Colin Meloy is best known as lead singer and songwriter for indie folk rock band the Decemberists. But he's making his debut as a children's book author with the middle-grade fantasy Wildwood, coming from HarperCollins's Balzer + Bray in August. The novel is illustrated by his wife, Carson Ellis (The Mysterious Benedict Society). "It's an adventure story set in an alternate universe in contemporary Portland, Ore., where a 5,000-acre park has become an impassible wilderness that everyone has been taught to steer clear of," says Meloy. "But all that changes when a girl named Prue's little brother is kidnapped by a flock of crows and taken into the woods, and she has to go after him." Ellis has provided 85 illustrations—six of them in color—for the work, which she notes with a laugh, "is a very long book."

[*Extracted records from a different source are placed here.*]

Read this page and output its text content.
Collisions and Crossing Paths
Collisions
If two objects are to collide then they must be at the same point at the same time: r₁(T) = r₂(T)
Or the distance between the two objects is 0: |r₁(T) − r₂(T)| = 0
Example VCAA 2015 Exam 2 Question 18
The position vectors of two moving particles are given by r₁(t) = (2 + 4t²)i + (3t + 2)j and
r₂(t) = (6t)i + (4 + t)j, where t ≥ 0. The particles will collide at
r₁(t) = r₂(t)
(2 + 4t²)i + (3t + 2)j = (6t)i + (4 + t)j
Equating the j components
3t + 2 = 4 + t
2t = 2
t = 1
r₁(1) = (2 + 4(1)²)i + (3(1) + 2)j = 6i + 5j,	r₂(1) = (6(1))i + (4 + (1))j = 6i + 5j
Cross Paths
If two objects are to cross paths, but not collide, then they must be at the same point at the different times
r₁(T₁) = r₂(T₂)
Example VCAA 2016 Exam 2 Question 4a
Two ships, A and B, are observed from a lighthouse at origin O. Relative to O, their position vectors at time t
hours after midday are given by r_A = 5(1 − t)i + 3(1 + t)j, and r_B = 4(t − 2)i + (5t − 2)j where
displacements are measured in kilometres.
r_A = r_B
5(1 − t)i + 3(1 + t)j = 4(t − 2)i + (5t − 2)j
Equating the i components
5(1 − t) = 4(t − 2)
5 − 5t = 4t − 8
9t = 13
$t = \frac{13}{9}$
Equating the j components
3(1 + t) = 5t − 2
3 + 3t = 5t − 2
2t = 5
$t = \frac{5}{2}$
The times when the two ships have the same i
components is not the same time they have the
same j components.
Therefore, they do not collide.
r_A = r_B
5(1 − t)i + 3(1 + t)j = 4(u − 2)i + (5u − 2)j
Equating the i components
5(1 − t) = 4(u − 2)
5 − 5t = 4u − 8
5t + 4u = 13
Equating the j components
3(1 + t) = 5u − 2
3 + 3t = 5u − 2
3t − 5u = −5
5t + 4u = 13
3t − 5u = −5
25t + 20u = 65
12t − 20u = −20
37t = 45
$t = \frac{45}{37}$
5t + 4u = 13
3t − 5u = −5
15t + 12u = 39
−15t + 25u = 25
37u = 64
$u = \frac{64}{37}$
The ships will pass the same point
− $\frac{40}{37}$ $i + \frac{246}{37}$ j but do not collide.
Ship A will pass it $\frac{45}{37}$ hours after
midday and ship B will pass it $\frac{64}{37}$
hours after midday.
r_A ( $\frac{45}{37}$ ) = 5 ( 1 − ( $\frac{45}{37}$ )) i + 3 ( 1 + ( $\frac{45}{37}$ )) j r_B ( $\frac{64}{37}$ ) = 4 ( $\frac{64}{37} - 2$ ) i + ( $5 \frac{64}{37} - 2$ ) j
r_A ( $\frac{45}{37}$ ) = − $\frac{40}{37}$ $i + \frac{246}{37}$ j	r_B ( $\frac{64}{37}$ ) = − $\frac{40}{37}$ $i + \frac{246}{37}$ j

"It's been on the cooker for a long time," says Meloy. "We first started working on it 10 or 12 years ago, when we were living in a warehouse in Portland and had an idea for a long-form novel. We wanted to do an illustrated, classic storybook." Meloy says he wrote about 80 pages, and then the project got put aside as both he and Ellis worked on other things. "About five years ago, we decided to pick it up again and try to give it a little more structure," he adds.

Collaborating was not entirely new to the pair, notes Ellis, who has done all the art for the band over the years. "We both have overactive imaginations and are impulsively creative," she says. Meloy found that writing a book "felt like a nice change from some of the more laborious aspects of being in a band, like spending 10 or 12 hours a day in the studio, or being on the road." The experience was also a good bit different from songwriting. "Songwriting comes in such fits and starts that it often feels like you're wasting time," he says. "Writing in the longer form, it feels like you're actually doing a full day's work. There's a relief about having the structure of how much you need to write each day."

Meloy and Ellis will be signing ARCs of Wildwood today, 9:30–10:30 a.m., at Table 9; this is a ticketed signing. And as luck would have it, Colin won't be the only Meloy sibling in the autographing area. He's looking forward to meeting up with his sister, Maile Meloy, who will be on hand to sign her first children's novel, The Apothecary, due from Putnam.